Петух прогнал кошку и увидел котенка. Петух клевал котенка и наблюдал за
кошкой. Кошка умывалась, она ожидала, когда петух прекратит зверства. Котенок
тихо убегал и убегал.
Я распаковал бумагу.
Бумага была очень белая и пахла свежими огурцами. Я приготовил все — тушь,
перья, ручки, — я знал, о чем и как писать, но писать не мог. Раньше, когда я
не мог писать, я писал дневник. Дневник — занятие автоматическое, и на время
отключаешься.
Я думал: пообедаю, посплю и начну работать. Я пообедал, но не уснул; стрелял в
тире. Железные звери были близко, стрелять было неинтересно. Я пошел
прогуливать дога.
Дога хозяевам оставили два года назад, у него было имя «Уллис», Нина Петровна
переименовала дога в «Ус», дог ничего не умел, только подавал лапу, как
дворняжка, лаял на всю вселенную беззлобно и громогласно.
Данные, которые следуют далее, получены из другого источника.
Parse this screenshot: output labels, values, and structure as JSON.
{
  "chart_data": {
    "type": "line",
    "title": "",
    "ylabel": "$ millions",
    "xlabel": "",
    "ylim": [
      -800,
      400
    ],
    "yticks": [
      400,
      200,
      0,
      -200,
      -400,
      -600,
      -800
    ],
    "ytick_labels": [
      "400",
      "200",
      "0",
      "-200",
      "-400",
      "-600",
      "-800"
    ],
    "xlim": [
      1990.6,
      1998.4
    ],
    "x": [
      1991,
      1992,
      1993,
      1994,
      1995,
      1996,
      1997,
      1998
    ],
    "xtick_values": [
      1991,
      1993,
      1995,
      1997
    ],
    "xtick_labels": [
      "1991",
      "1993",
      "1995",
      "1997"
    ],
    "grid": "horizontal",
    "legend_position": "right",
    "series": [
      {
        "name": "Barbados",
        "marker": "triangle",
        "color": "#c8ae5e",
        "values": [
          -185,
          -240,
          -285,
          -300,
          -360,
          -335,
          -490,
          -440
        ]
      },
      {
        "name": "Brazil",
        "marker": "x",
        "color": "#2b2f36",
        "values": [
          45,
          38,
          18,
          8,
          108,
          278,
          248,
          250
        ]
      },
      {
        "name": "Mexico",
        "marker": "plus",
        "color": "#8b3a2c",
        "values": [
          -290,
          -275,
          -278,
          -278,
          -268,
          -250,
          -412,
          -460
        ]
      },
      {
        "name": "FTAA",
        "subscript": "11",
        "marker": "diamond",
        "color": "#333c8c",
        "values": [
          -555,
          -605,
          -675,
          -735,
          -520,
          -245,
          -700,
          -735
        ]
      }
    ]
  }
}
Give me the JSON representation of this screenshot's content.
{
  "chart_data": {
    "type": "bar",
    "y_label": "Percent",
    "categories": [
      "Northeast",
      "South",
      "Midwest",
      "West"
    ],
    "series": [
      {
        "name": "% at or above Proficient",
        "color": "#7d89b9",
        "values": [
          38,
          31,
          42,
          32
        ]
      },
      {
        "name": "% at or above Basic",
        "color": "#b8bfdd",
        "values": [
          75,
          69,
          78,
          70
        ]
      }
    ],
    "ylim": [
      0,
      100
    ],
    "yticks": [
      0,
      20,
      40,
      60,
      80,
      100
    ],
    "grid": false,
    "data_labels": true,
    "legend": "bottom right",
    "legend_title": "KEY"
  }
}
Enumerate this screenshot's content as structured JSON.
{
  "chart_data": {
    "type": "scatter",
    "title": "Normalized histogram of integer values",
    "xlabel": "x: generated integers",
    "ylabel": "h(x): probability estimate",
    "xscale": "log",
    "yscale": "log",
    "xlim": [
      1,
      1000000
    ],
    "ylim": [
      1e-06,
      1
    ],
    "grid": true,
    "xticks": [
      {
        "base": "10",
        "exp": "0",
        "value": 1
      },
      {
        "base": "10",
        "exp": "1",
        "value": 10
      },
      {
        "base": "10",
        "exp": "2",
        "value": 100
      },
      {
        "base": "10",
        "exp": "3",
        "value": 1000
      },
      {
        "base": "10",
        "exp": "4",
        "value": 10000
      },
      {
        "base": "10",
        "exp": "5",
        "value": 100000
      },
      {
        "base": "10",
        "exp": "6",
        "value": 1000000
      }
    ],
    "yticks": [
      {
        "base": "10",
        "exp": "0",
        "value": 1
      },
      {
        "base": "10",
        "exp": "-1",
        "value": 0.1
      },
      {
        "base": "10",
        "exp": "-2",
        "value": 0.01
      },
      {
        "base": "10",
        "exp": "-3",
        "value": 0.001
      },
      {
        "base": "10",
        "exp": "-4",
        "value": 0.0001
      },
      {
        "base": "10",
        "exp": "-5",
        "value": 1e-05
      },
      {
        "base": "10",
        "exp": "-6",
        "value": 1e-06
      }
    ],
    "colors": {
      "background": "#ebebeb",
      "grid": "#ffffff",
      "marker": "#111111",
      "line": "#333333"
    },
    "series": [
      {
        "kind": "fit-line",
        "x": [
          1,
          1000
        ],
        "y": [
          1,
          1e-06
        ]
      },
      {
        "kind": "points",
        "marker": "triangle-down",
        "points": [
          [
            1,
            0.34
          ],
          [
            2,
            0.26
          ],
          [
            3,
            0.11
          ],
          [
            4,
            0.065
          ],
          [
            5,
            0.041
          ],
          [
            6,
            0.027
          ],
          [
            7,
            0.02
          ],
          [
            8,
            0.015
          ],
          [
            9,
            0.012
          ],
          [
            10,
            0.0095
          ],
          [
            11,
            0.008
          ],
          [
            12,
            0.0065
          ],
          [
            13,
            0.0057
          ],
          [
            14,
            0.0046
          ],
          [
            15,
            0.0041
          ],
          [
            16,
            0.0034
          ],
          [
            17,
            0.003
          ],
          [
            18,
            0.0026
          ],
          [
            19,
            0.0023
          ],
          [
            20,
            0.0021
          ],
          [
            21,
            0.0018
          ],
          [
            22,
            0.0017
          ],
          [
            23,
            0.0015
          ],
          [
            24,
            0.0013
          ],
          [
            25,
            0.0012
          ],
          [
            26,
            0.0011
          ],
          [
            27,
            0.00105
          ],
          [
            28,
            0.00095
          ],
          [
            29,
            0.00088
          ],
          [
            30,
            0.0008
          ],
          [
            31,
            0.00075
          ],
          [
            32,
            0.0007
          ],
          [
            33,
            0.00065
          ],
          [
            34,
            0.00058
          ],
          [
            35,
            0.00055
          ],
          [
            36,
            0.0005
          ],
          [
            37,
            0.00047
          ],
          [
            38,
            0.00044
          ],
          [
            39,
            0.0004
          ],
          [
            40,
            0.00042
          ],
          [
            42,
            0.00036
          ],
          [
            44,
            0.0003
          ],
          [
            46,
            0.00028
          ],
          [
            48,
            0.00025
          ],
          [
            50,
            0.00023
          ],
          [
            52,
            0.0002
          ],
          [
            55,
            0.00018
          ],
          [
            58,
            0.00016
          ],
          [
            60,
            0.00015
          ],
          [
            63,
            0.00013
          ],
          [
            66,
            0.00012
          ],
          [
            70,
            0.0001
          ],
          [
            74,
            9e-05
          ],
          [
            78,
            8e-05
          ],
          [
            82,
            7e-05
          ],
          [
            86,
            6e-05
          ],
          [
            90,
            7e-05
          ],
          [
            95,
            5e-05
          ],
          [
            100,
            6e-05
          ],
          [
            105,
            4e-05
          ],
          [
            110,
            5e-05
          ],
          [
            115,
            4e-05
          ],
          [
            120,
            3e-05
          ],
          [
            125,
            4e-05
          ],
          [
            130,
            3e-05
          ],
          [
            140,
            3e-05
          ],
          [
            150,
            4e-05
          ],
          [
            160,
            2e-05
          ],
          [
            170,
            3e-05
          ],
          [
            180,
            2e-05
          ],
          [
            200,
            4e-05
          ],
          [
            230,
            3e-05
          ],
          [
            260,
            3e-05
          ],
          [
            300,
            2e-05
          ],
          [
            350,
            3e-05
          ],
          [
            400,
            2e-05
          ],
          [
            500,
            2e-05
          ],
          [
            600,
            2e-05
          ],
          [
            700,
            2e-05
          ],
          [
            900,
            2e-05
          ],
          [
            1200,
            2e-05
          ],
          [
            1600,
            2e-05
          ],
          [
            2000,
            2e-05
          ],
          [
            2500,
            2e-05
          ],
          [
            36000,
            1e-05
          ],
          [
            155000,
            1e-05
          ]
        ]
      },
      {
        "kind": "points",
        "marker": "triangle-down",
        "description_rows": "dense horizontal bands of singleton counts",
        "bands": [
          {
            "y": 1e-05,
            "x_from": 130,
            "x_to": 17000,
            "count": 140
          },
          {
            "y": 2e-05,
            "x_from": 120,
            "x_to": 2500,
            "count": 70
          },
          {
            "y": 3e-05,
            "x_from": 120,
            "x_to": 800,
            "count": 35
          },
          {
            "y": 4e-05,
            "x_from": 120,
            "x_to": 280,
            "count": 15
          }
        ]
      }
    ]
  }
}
Это был добрый пес,
аристократизм он весь вылаял, его держали на цепи, жил он в конуре. Дог Ус был
похож на князя, но князя обнищавшего, эмигранта. Ус ловил ежей.
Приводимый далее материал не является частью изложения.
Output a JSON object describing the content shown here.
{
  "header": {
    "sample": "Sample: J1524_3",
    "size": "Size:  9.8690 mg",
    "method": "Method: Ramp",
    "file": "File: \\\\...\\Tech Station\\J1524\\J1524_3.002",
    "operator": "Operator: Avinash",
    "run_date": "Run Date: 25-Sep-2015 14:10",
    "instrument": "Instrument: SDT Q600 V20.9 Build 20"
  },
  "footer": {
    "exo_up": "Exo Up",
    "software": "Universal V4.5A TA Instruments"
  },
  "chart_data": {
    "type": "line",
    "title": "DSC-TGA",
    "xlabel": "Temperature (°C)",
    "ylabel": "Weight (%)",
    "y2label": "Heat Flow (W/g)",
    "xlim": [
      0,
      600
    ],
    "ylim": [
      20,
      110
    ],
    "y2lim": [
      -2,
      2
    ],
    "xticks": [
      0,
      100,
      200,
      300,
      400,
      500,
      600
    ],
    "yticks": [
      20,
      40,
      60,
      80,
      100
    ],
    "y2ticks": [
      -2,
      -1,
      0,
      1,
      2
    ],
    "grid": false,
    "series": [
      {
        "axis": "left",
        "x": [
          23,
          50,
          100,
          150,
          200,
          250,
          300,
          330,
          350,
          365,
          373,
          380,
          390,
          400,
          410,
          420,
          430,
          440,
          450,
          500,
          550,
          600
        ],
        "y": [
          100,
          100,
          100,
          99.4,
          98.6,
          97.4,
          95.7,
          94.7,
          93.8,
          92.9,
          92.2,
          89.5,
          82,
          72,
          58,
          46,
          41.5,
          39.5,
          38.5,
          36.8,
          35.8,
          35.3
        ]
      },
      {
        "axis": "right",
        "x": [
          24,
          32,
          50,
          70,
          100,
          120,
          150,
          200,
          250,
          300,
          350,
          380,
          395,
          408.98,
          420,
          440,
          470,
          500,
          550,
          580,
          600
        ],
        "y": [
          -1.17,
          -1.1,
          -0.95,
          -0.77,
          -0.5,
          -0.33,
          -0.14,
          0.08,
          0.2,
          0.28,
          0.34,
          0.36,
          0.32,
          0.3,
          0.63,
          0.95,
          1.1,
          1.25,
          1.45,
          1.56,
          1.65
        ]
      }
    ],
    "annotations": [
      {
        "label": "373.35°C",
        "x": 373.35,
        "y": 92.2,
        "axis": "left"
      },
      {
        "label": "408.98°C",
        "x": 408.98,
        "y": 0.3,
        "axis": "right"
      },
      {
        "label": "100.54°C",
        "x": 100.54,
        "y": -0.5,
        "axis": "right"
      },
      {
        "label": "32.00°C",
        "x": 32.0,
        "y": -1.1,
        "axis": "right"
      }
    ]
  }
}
Вечером Спидола рассказывал свои михайловские приключения, а дог лаял.
Нина Петровна выражала изумление. Из вежливости.
Нина Петровна служила в гостинице Пушкинских Гор уже 20 лет. Она знала все
пушкинские детали лучше любого доктора филологических наук. Ничего
принципиально нового не было в новеллах Спидолы, он рассказывал Нине Петровне
то же, что и мне вчера. Фотоаппарат у Спидолы был со штативом, Спидола
фотографировал сам себя на всех мемориальных плацдармах.
Спидола снял майку. Он полежал на травах Михайловского, живот у него
подрумянился. Счастливчик! Он наслаждался. Он даже разрешил Нине Петровне
поиграть на «Спидоле».
— Обратили внимание на мое отсутствие, когда ты обедал? — поинтересовался
Спидола.
— Да, на столе стоял стакан слез — наплакали официантки стакан слез и погрузили
в стакан гроздь сирени.
Спидола уже разыскал где-то железную трость, как у Пушкина, и поигрывал
тростью.
У входа в Святогорский монастырь стояли эстонцы в многоугольных кепках.
— Вы войдите, войдите в нутро! — уговаривал эстонцев экскурсовод.
Сирень зажигала свои лампы.
Вороны ревели, они взмывали вертикально.
— Сахалин! — вспомнил Спидола. — Остров у восточных берегов Азии между
45╟54´ и 54╟24´ северной широты! Самый любимый мой ученик Димов! —
Рост — один метр, восемьдесят семь сантиметров!
— У тебя вчера была самая любимая ученица Татьяна. Нога — один метр, двадцать
семь сантиметров.
— Не сплетничай! — Спидола таял. — Димов, — спросил я, — почему ты пьешь? тебе
же пятнадцать лет! — С горя, — говорит, — пью, посмотрели бы вы мои семейные
обстоятельства! Посмотрел. Отец пьет поменьше, мачеха побольше, а мне — нельзя,
у меня идиосинкразия к алкоголю, выпили они всей семьей и запели «Хотят ли
русские войны». Что ж, нормальные семейные обстоятельства. На совете дружины мы
запретили Димову пить в школе, все же отличник и боксер. Бедная семья у них,
все пропивают, а зарабатывают не меньше других. Каждую осень из фондов школы мы
покупаем Димову одежду и валенки.
Петрозаводский драматический театр ставил в Пушкинских Горах спектакль «Отдай
свою левую руку».
В аптеке висел плакат: «Труд — лучшее лекарство».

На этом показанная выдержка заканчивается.